# SPDX-License-Identifier: Apache-2.0
# SPDX-FileCopyrightText: Copyright The LanceDB Authors


from datetime import timedelta
import logging
from concurrent.futures import ThreadPoolExecutor
import sys
from typing import Any, Dict, Iterable, List, Optional, Union
from urllib.parse import urlparse
import warnings

if sys.version_info >= (3, 12):
    from typing import override
else:
    from overrides import override

# Remove this import to fix circular dependency
# from lancedb import connect_async
from lancedb.remote import ClientConfig
import pyarrow as pa

from ..common import DATA
from ..db import DBConnection, LOOP
from ..embeddings import EmbeddingFunctionConfig
from lance_namespace import (
    CreateNamespaceResponse,
    DescribeNamespaceResponse,
    DropNamespaceResponse,
    ListNamespacesResponse,
    ListTablesResponse,
)
from ..pydantic import LanceModel
from ..table import Table
from ..util import validate_table_name


class RemoteDBConnection(DBConnection):
    """A connection to a remote LanceDB database."""

    def __init__(
        self,
        db_url: str,
        api_key: str,
        region: str,
        host_override: Optional[str] = None,
        request_thread_pool: Optional[ThreadPoolExecutor] = None,
        client_config: Union[ClientConfig, Dict[str, Any], None] = None,
        connection_timeout: Optional[float] = None,
        read_timeout: Optional[float] = None,
        storage_options: Optional[Dict[str, str]] = None,
    ):
        """Connect to a remote LanceDB database."""
        if isinstance(client_config, dict):
            client_config = ClientConfig(**client_config)
        elif client_config is None:
            client_config = ClientConfig()

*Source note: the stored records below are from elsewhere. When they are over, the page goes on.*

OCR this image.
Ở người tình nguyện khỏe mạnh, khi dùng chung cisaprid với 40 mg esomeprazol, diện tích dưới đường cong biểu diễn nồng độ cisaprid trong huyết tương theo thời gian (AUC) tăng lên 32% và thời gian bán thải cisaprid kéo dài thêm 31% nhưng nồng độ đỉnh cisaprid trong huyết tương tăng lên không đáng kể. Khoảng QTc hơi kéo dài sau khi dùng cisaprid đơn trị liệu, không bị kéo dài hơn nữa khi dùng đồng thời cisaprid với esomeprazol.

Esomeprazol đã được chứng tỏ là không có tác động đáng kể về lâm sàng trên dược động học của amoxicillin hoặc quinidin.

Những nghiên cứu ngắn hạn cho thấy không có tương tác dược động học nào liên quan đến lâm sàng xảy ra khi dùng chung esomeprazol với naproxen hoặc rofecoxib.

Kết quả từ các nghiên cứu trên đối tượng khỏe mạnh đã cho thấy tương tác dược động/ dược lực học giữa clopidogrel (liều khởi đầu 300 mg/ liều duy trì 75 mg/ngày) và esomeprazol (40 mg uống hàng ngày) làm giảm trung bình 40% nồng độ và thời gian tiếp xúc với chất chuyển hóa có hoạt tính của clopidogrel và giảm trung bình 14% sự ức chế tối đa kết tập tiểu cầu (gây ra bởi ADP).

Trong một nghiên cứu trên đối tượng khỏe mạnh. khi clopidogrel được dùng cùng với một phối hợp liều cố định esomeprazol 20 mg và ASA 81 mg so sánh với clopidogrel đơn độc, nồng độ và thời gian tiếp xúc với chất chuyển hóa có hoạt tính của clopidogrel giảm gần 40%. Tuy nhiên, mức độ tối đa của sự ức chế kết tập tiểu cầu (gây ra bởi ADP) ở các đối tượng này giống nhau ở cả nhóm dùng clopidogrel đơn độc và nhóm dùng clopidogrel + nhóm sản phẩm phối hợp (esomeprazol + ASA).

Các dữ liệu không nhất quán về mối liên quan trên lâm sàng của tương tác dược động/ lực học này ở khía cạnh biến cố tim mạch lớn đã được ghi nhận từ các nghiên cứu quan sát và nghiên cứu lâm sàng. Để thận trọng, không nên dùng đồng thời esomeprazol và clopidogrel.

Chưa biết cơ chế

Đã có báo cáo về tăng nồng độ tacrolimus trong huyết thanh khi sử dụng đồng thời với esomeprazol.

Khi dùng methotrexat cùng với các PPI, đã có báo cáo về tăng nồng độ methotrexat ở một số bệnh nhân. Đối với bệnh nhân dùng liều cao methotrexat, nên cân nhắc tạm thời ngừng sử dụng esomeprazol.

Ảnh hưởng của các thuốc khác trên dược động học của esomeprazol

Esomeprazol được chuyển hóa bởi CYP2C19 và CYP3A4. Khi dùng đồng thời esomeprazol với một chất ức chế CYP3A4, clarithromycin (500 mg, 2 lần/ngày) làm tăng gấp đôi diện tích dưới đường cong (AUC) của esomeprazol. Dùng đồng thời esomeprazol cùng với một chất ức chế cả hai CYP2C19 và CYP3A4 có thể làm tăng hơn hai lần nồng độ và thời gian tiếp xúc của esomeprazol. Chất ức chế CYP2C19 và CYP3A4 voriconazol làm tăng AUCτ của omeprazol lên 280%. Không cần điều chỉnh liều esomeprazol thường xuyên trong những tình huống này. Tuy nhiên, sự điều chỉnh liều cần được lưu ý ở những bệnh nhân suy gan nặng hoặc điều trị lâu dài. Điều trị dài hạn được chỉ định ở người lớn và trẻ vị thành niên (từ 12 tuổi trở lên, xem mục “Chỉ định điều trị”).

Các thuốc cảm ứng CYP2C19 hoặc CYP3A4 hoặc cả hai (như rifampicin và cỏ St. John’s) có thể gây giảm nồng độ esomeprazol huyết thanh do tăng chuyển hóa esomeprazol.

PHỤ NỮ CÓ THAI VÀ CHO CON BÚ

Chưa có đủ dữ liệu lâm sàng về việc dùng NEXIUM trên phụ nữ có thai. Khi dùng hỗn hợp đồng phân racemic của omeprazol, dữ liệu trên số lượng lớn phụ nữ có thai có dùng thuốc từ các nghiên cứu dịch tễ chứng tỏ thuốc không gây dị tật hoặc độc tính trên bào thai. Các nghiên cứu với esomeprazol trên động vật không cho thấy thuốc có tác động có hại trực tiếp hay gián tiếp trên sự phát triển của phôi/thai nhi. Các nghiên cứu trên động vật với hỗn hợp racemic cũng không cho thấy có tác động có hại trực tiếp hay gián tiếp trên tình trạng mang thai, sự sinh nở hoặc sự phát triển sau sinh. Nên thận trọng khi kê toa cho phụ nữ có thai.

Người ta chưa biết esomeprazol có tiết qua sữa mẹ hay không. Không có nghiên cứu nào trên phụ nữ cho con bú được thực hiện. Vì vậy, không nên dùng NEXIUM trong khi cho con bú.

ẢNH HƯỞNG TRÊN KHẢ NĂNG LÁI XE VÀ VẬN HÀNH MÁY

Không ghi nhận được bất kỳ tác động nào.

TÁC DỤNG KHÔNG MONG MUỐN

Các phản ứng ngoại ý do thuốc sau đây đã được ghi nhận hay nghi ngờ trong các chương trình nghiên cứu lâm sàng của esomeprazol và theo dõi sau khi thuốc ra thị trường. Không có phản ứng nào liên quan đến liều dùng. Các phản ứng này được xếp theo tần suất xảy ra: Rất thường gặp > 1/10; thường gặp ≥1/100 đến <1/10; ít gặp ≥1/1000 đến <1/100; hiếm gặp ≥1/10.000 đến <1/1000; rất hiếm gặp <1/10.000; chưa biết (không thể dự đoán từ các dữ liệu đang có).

        # These are legacy options from the old Python-based client. We keep them
        # here for backwards compatibility, but will remove them in a future release.
        if request_thread_pool is not None:
            warnings.warn(
                "request_thread_pool is no longer used and will be removed in "
                "a future release.",
                DeprecationWarning,
            )

        if connection_timeout is not None:
            warnings.warn(
                "connection_timeout is deprecated and will be removed in a future "
                "release. Please use client_config.timeout_config.connect_timeout "
                "instead.",
                DeprecationWarning,
            )
            client_config.timeout_config.connect_timeout = timedelta(
                seconds=connection_timeout
            )

        if read_timeout is not None:
            warnings.warn(
                "read_timeout is deprecated and will be removed in a future release. "
                "Please use client_config.timeout_config.read_timeout instead.",
                DeprecationWarning,
            )
            client_config.timeout_config.read_timeout = timedelta(seconds=read_timeout)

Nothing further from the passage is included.